De imediato choveram saudações e felicitações batráquias na caixa de comentários deste vosso compincha do pedal; por alguma alucinada razão, estas Testemunhas de Batráquio, seres que passam grande parte da sua vida útil a tentar convencer os demais comuns mortais a juntar-se à sua causa, convenceram-se que por ter adquirido umas barras aero, também o Velopata se havia convertido ao Batraquismo. Ou Triatlo, para o leitor civil, ainda não habituado a toda esta terminologia velocipédicopática.

O cérebro velopático deu por si acometido do que aparentava ser um crash iminente; porque razão esta malta parece acreditar que as barras aero foram inventadas de e para batráquios?

Sabendo os queridos leitores que o Velopata está sempre disposto a contribuir, ele decidiu hoje vir até vós para colocar os pontos nos i, deixando aqui um pedacito de história velocipédica.

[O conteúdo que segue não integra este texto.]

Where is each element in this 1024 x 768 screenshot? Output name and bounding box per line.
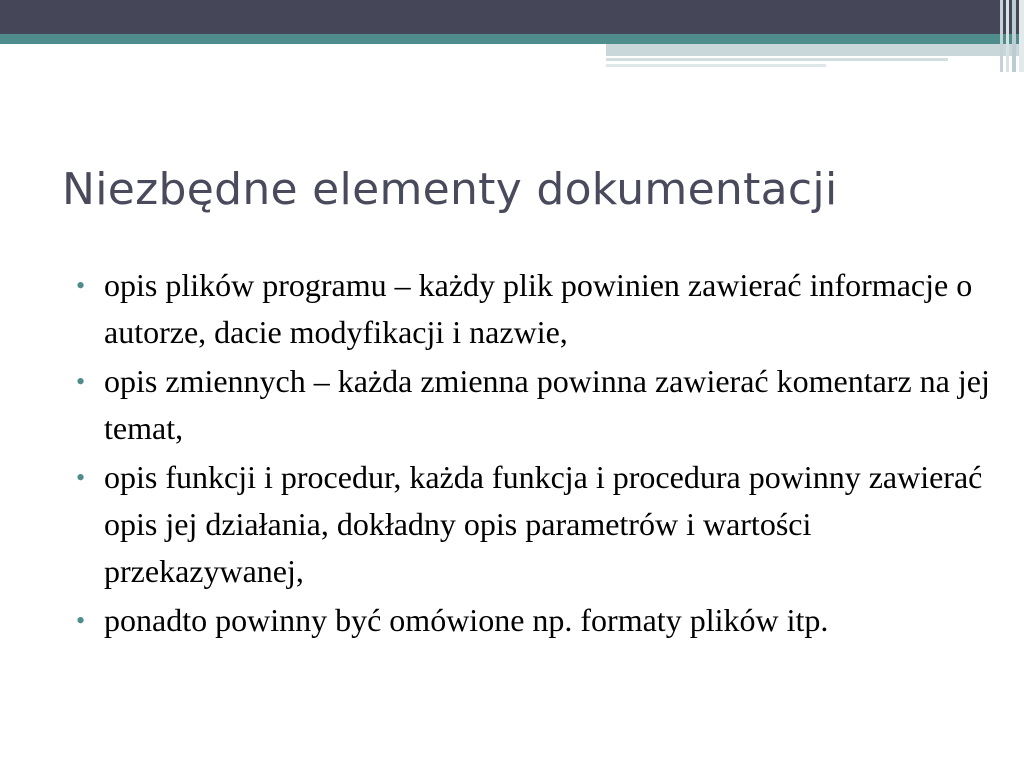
bullet-text: opis zmiennych – każda zmienna powinna zawierać komentarz na jej temat,: [104, 363, 990, 446]
bullet-text: opis plików programu – każdy plik powinien zawierać informacje o autorze, dacie modyfikacji i nazwie,: [104, 267, 973, 350]
header-banner-gap: [0, 44, 606, 50]
banner-stripe: [1012, 0, 1016, 72]
bullet-dot-icon: •: [76, 271, 86, 300]
bullet-dot-icon: •: [76, 463, 86, 492]
header-banner-teal: [0, 34, 1024, 44]
banner-stripe: [1006, 0, 1009, 72]
bullet-dot-icon: •: [76, 367, 86, 396]
header-banner-dark: [0, 0, 1024, 34]
header-banner-line: [606, 58, 948, 61]
bullet-item: [76, 358, 996, 452]
bullet-text: opis funkcji i procedur, każda funkcja i procedura powinny zawierać opis jej działania, dokładny opis parametrów i wartości przekazywanej,: [104, 459, 983, 589]
banner-stripe: [1019, 0, 1024, 72]
header-banner-line: [606, 64, 826, 67]
bullet-list: [76, 262, 996, 646]
bullet-item: [76, 454, 996, 595]
bullet-item: [76, 262, 996, 356]
bullet-dot-icon: •: [76, 606, 86, 635]
bullet-text: ponadto powinny być omówione np. formaty plików itp.: [104, 602, 829, 638]
banner-stripe: [1000, 0, 1003, 72]
bullet-item: [76, 597, 996, 644]
slide-title: Niezbędne elementy dokumentacji: [62, 164, 838, 215]
header-banner-stripes: [994, 0, 1024, 72]
header-banner-right-block: [606, 44, 1024, 56]
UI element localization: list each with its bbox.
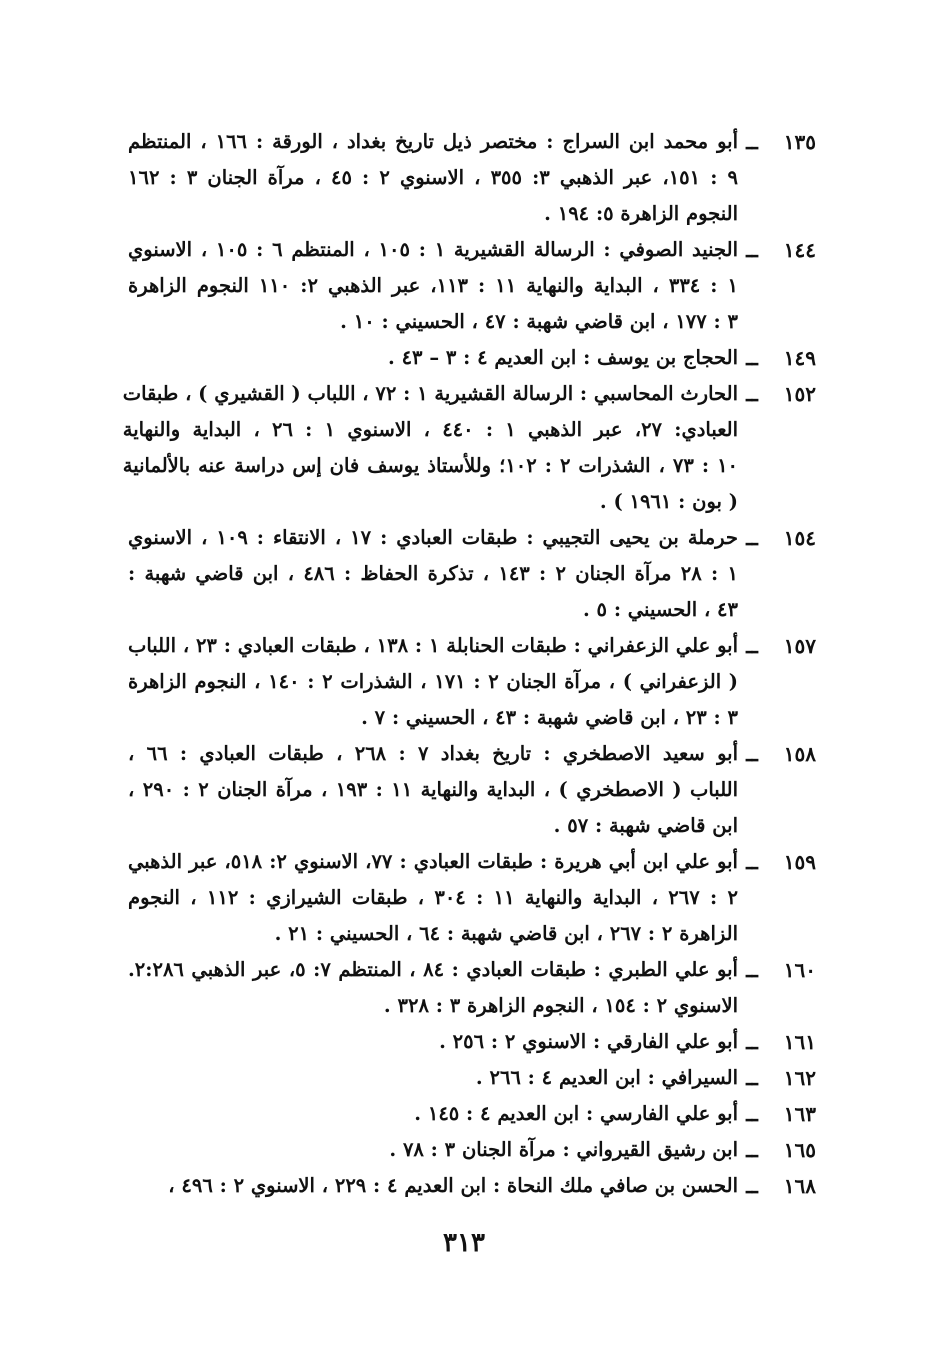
entry-line: أبو سعيد الاصطخري : تاريخ بغداد ٧ : ٢٦٨ ، طبقات العبادي : ٦٦ ، — [128, 742, 738, 765]
entry-dash: ــ — [746, 382, 758, 406]
entry-dash: ــ — [746, 1102, 758, 1126]
entry-dash: ــ — [746, 958, 758, 982]
entry-line: ابن قاضي شهبة : ٥٧ . — [553, 814, 738, 837]
index-entry — [128, 340, 816, 376]
entry-line: ١ : ٣٣٤ ، البداية والنهاية ١١ : ١١٣، عبر الذهبي ٢: ١١٠ النجوم الزاهرة — [128, 274, 738, 297]
entry-dash: ــ — [746, 1138, 758, 1162]
entry-dash: ــ — [746, 850, 758, 874]
entry-number: ١٦٢ — [783, 1066, 816, 1090]
entry-line: أبو محمد ابن السراج : مختصر ذيل تاريخ بغداد ، الورقة : ١٦٦ ، المنتظم — [128, 130, 738, 153]
entry-text — [128, 952, 738, 1024]
entry-line: ابن رشيق القيرواني : مرآة الجنان ٣ : ٧٨ . — [389, 1138, 738, 1161]
entry-line: ١ : ٢٨ مرآة الجنان ٢ : ١٤٣ ، تذكرة الحفاظ : ٤٨٦ ، ابن قاضي شهبة : — [128, 562, 738, 585]
entry-text — [128, 1168, 738, 1204]
entry-number: ١٤٩ — [783, 346, 816, 370]
entry-text — [128, 1060, 738, 1096]
entry-number: ١٥٢ — [783, 382, 816, 406]
index-entry — [122, 376, 816, 520]
entry-line: أبو علي الزعفراني : طبقات الحنابلة ١ : ١٣٨ ، طبقات العبادي : ٢٣ ، اللباب — [128, 634, 738, 657]
entry-line: الجنيد الصوفي : الرسالة القشيرية ١ : ١٠٥ ، المنتظم ٦ : ١٠٥ ، الاسنوي — [128, 238, 738, 261]
entry-text — [128, 1096, 738, 1132]
entry-text — [128, 628, 738, 736]
entry-line: الزاهرة ٢ : ٢٦٧ ، ابن قاضي شهبة : ٦٤ ، الحسيني : ٢١ . — [274, 922, 738, 945]
entry-dash: ــ — [746, 130, 758, 154]
entry-line: الاسنوي ٢ : ١٥٤ ، النجوم الزاهرة ٣ : ٣٢٨ . — [383, 994, 738, 1017]
index-entry — [128, 1024, 816, 1060]
entry-line: ٢ : ٢٦٧ ، البداية والنهاية ١١ : ٣٠٤ ، طبقات الشيرازي : ١١٢ ، النجوم — [128, 886, 738, 909]
entry-line: ٤٣ ، الحسيني : ٥ . — [582, 598, 738, 621]
entry-number: ١٦٥ — [783, 1138, 816, 1162]
entry-dash: ــ — [746, 1066, 758, 1090]
entry-dash: ــ — [746, 238, 758, 262]
index-entry — [128, 844, 816, 952]
entry-number: ١٦٨ — [783, 1174, 816, 1198]
entry-text — [128, 844, 738, 952]
index-entry — [128, 736, 816, 844]
index-entry — [128, 1132, 816, 1168]
entry-text — [128, 232, 738, 340]
entry-dash: ــ — [746, 1174, 758, 1198]
index-entry — [128, 1096, 816, 1132]
entry-number: ١٥٩ — [783, 850, 816, 874]
entry-text — [128, 124, 738, 232]
page-number: ٣١٣ — [443, 1228, 485, 1258]
entry-dash: ــ — [746, 526, 758, 550]
index-entries — [122, 124, 816, 1204]
index-entry — [128, 520, 816, 628]
entry-number: ١٣٥ — [783, 130, 816, 154]
entry-line: حرملة بن يحيى التجيبي : طبقات العبادي : ١٧ ، الانتقاء : ١٠٩ ، الاسنوي — [128, 526, 738, 549]
index-entry — [128, 232, 816, 340]
index-entry — [128, 1168, 816, 1204]
entry-line: النجوم الزاهرة ٥: ١٩٤ . — [544, 202, 738, 225]
entry-dash: ــ — [746, 742, 758, 766]
entry-text — [123, 376, 738, 520]
entry-line: أبو علي ابن أبي هريرة : طبقات العبادي : ٧٧، الاسنوي ٢: ٥١٨، عبر الذهبي — [128, 850, 738, 873]
entry-dash: ــ — [746, 1030, 758, 1054]
entry-text — [128, 520, 738, 628]
entry-line: السيرافي : ابن العديم ٤ : ٢٦٦ . — [475, 1066, 738, 1089]
index-entry — [128, 1060, 816, 1096]
entry-line: العبادي: ٢٧، عبر الذهبي ١ : ٤٤٠ ، الاسنوي ١ : ٢٦ ، البداية والنهاية — [122, 418, 738, 441]
entry-line: أبو علي الفارسي : ابن العديم ٤ : ١٤٥ . — [414, 1102, 738, 1125]
entry-text — [128, 340, 738, 376]
entry-line: الحجاج بن يوسف : ابن العديم ٤ : ٣ – ٤٣ . — [388, 346, 738, 369]
entry-line: ( بون : ١٩٦١ ) . — [599, 490, 738, 513]
entry-dash: ــ — [746, 634, 758, 658]
entry-number: ١٦٠ — [783, 958, 816, 982]
entry-text — [128, 1132, 738, 1168]
entry-number: ١٥٤ — [783, 526, 816, 550]
entry-line: ٣ : ١٧٧ ، ابن قاضي شهبة : ٤٧ ، الحسيني : ١٠ . — [340, 310, 738, 333]
entry-line: ٩ : ١٥١، عبر الذهبي ٣: ٣٥٥ ، الاسنوي ٢ : ٤٥ ، مرآة الجنان ٣ : ١٦٢ — [128, 166, 738, 189]
entry-line: ١٠ : ٧٣ ، الشذرات ٢ : ١٠٢؛ وللأستاذ يوسف فان إس دراسة عنه بالألمانية — [122, 454, 738, 477]
entry-number: ١٤٤ — [783, 238, 816, 262]
index-entry — [128, 628, 816, 736]
entry-line: أبو علي الفارقي : الاسنوي ٢ : ٢٥٦ . — [439, 1030, 738, 1053]
entry-number: ١٥٧ — [783, 634, 816, 658]
entry-text — [128, 1024, 738, 1060]
entry-line: ( الزعفراني ) ، مرآة الجنان ٢ : ١٧١ ، الشذرات ٢ : ١٤٠ ، النجوم الزاهرة — [128, 670, 738, 693]
index-entry — [128, 124, 816, 232]
entry-number: ١٦١ — [783, 1030, 816, 1054]
index-entry — [128, 952, 816, 1024]
entry-number: ١٥٨ — [783, 742, 816, 766]
entry-line: اللباب ( الاصطخري ) ، البداية والنهاية ١١ : ١٩٣ ، مرآة الجنان ٢ : ٢٩٠ ، — [128, 778, 738, 801]
entry-number: ١٦٣ — [783, 1102, 816, 1126]
entry-line: الحارث المحاسبي : الرسالة القشيرية ١ : ٧٢ ، اللباب ( القشيري ) ، طبقات — [122, 382, 738, 405]
entry-dash: ــ — [746, 346, 758, 370]
entry-line: ٣ : ٢٣ ، ابن قاضي شهبة : ٤٣ ، الحسيني : ٧ . — [361, 706, 738, 729]
entry-line: الحسن بن صافي ملك النحاة : ابن العديم ٤ : ٢٢٩ ، الاسنوي ٢ : ٤٩٦ ، — [168, 1174, 738, 1197]
entry-line: أبو علي الطبري : طبقات العبادي : ٨٤ ، المنتظم ٧: ٥، عبر الذهبي ٢:٢٨٦. — [128, 958, 738, 981]
entry-text — [128, 736, 738, 844]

Reza a lenda que as barras aero foram observadas pela primeira vez no ano de Sua Santidade Agostinho de 1984, durante uma edição da RAAM (Race Across America), na qual o malogrado quarto lugar da edição, Jim Elliott, apresentava na sua bicicleta umas bugigangas presas no guiador de alumínio (como conseguia esta primitiva gente viver sem carbono?!?!), cuja principla função seria evitar o Síndroma de Palsy.

“Ó Velopata, o que é o Síndroma de Palsy?” – questionará o mais-que-tudo leitor.

Como o próprio termo indica; “Pal” de palma da mão e “Sy” de… Coiso; este síndroma traduz-se numa dormência tal nas manápulas do atleta que o simples acto de engatar mudanças ou travar se tornam uma titânica luta entre dedos e manetes, digna de gladiadores da Roma Antiga. Durante os treinos que antecederam a sua participação nesta prova, que tanto sonho molhado potencia neste vosso amigo Velopata, Jim Elliot, com certeza ter-se-á apercebido que a condução da sua bina com recurso às aero-bugigangas do guiador, permitia retirar muita da pressão que as suas manápulas sofriam.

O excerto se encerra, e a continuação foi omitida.